Two and a half years ago, on a cold February evening in Cambridge, Massachusetts, I put on my kitenge long-sleeved dress, leggings, hat, winter jacket, and gloves and went out to the movies. It was a Friday, and I saw kente, ankara, dashiki and kikoi on display – never in the history of moviegoing has the audience looked so fine, so festive, so triumphant. On that evening it didn’t matter if the film we were going to watch had the standard predictability of a Marvel superhero movie. It didn’t matter that some of the plotlines were contrived and the dialogue a little wooden. I even gave the awkward African accents a pass – this a big deal for me. What I reveled in that evening, what we all reveled in, was this moment. It was as if just for a few hours, the weight of being Black in this world had dissolved into a shimmer of joy and pride. It was a major blockbuster movie that we could really claim as our own. It certainly broke box office records.

In the days, weeks and months to come there were reams of think pieces written on Black Panther, which I won’t get into now – suffice it to say that much of the critique was valid. For all its shortcomings, what I will always remember about Black Panther was how it made me feel, in the middle of that brutal, lonely winter. It expanded the scope of our dreaming, even if just for a short time, and we have it forever.

This week I’ve been mourning Chadwick Boseman, who worked so hard in the last few years of his life even as his body became increasingly frail. In the words of Black Panther’s director Ryan Coogler, “He lived a beautiful life. And he made great art.
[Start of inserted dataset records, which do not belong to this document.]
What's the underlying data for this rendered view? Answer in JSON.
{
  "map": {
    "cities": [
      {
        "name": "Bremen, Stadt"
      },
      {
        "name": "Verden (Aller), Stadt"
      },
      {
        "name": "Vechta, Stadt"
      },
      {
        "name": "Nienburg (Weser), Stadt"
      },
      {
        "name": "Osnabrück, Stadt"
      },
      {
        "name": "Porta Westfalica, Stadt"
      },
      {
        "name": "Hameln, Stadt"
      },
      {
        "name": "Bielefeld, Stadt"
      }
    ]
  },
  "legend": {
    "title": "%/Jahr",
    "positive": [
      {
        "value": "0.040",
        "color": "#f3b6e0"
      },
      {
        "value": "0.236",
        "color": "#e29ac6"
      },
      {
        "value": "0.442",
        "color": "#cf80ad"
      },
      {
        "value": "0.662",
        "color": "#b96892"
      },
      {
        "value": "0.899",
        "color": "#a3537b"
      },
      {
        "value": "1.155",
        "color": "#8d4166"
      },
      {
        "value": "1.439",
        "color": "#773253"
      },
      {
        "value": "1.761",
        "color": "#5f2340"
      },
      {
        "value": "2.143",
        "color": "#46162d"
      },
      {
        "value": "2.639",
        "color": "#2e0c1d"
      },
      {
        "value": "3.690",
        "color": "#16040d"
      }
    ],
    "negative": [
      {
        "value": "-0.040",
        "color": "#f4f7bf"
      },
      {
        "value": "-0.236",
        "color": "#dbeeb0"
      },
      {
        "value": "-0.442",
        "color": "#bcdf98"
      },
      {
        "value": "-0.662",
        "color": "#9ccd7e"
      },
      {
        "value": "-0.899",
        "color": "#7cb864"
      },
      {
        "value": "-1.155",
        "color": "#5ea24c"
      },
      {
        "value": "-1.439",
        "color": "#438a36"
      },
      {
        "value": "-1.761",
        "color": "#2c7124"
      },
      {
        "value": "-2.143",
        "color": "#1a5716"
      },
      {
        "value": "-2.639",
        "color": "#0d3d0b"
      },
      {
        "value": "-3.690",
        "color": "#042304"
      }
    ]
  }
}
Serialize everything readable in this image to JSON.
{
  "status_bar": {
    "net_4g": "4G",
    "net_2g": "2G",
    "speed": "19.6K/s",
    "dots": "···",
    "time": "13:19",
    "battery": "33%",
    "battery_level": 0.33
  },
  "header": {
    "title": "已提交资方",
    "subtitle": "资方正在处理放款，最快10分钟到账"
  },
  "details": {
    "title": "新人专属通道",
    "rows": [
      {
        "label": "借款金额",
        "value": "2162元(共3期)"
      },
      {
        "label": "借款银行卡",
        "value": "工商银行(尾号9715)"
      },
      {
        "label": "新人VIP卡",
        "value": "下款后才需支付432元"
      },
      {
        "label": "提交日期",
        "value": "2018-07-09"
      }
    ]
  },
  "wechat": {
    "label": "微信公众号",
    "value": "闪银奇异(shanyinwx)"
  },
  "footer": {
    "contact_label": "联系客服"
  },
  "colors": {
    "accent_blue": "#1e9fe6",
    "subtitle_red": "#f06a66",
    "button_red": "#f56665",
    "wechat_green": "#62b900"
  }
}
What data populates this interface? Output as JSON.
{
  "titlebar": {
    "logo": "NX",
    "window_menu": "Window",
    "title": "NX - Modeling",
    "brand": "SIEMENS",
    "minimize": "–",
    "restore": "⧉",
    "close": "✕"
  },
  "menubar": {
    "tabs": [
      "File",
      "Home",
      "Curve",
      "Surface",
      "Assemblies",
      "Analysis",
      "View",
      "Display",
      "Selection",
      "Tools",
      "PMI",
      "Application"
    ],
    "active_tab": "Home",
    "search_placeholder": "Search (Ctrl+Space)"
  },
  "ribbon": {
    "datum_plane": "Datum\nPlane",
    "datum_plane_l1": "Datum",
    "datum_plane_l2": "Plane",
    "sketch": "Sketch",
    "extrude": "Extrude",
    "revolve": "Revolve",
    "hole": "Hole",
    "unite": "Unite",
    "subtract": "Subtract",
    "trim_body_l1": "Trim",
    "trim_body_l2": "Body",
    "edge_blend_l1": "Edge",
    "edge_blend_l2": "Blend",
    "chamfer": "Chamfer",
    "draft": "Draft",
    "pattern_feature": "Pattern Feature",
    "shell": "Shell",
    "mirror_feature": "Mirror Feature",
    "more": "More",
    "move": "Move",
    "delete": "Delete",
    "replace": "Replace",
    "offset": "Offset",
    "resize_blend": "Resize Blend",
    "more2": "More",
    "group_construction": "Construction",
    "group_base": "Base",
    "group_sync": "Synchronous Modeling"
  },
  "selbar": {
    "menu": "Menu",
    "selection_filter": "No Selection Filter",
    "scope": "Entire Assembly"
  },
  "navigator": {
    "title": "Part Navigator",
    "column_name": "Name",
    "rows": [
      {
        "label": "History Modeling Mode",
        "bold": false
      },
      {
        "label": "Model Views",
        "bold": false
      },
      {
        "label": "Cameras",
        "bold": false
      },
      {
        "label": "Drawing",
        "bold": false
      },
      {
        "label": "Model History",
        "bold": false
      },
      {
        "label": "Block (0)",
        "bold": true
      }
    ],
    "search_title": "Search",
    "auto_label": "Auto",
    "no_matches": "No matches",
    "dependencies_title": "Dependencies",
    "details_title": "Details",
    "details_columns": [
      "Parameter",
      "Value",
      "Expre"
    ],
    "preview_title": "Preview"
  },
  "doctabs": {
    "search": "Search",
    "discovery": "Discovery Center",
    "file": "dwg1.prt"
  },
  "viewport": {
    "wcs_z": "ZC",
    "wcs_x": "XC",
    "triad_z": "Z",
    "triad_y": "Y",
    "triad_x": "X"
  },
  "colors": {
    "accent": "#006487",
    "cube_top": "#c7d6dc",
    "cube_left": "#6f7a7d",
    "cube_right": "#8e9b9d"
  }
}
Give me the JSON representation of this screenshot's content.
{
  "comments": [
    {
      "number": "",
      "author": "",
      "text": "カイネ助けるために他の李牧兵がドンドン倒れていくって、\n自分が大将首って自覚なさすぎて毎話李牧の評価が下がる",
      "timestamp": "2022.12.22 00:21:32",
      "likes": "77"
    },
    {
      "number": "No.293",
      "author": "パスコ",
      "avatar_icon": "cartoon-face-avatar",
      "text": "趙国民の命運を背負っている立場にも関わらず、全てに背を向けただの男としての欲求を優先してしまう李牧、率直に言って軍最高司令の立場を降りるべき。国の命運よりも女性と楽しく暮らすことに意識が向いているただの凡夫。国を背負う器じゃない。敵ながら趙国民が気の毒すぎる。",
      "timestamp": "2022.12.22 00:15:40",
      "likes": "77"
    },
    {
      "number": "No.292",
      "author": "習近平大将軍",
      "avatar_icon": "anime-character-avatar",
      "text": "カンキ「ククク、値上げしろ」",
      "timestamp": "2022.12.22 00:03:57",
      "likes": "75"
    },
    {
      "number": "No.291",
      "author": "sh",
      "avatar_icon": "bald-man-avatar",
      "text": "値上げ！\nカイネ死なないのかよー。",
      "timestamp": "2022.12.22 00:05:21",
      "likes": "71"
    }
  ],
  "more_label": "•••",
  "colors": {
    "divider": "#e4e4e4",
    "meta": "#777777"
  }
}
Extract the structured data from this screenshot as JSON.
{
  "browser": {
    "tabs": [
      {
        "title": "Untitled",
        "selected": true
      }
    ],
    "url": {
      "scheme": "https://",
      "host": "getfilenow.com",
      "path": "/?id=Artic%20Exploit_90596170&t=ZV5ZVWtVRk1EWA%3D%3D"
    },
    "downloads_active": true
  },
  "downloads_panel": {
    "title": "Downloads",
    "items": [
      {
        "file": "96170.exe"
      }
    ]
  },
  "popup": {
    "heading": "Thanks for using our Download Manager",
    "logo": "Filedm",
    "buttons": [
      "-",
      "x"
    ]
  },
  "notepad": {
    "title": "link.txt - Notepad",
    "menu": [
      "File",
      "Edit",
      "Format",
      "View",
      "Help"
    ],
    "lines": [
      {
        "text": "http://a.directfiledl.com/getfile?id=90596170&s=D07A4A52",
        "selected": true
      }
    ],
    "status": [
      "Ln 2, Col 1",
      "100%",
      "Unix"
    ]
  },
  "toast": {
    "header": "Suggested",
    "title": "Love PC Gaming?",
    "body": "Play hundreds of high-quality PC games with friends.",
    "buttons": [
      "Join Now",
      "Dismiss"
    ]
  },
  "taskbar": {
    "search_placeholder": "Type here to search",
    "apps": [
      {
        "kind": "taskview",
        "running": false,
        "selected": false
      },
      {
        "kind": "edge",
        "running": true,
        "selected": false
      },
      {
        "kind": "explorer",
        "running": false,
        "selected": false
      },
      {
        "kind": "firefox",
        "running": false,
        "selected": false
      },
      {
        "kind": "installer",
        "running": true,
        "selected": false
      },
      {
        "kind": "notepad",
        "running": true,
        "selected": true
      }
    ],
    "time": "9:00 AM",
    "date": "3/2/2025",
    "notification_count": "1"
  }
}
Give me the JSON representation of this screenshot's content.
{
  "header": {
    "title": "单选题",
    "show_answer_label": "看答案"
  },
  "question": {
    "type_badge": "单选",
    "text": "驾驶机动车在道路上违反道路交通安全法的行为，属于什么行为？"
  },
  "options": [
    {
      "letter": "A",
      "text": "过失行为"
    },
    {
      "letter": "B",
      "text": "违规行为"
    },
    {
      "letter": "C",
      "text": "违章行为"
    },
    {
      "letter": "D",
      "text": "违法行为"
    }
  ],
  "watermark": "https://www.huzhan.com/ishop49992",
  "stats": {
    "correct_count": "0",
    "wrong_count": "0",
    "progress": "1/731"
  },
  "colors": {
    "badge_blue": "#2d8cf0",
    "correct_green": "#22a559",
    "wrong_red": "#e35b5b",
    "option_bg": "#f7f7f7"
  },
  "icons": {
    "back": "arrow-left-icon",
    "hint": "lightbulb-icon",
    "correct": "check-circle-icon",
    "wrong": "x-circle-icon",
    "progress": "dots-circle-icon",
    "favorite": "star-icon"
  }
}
Day after day, year after year. That was who he was. He was an epic firework display. I will tell stories about being there for some of the brilliant sparks ’till the end of my days. What an incredible mark he’s left for us.”

Here’s to more dreaming, more great art, more brilliant sparks, more colour, more possibilities for visibility, more beginnings, and more life.

As always, I remain yours in solidarity.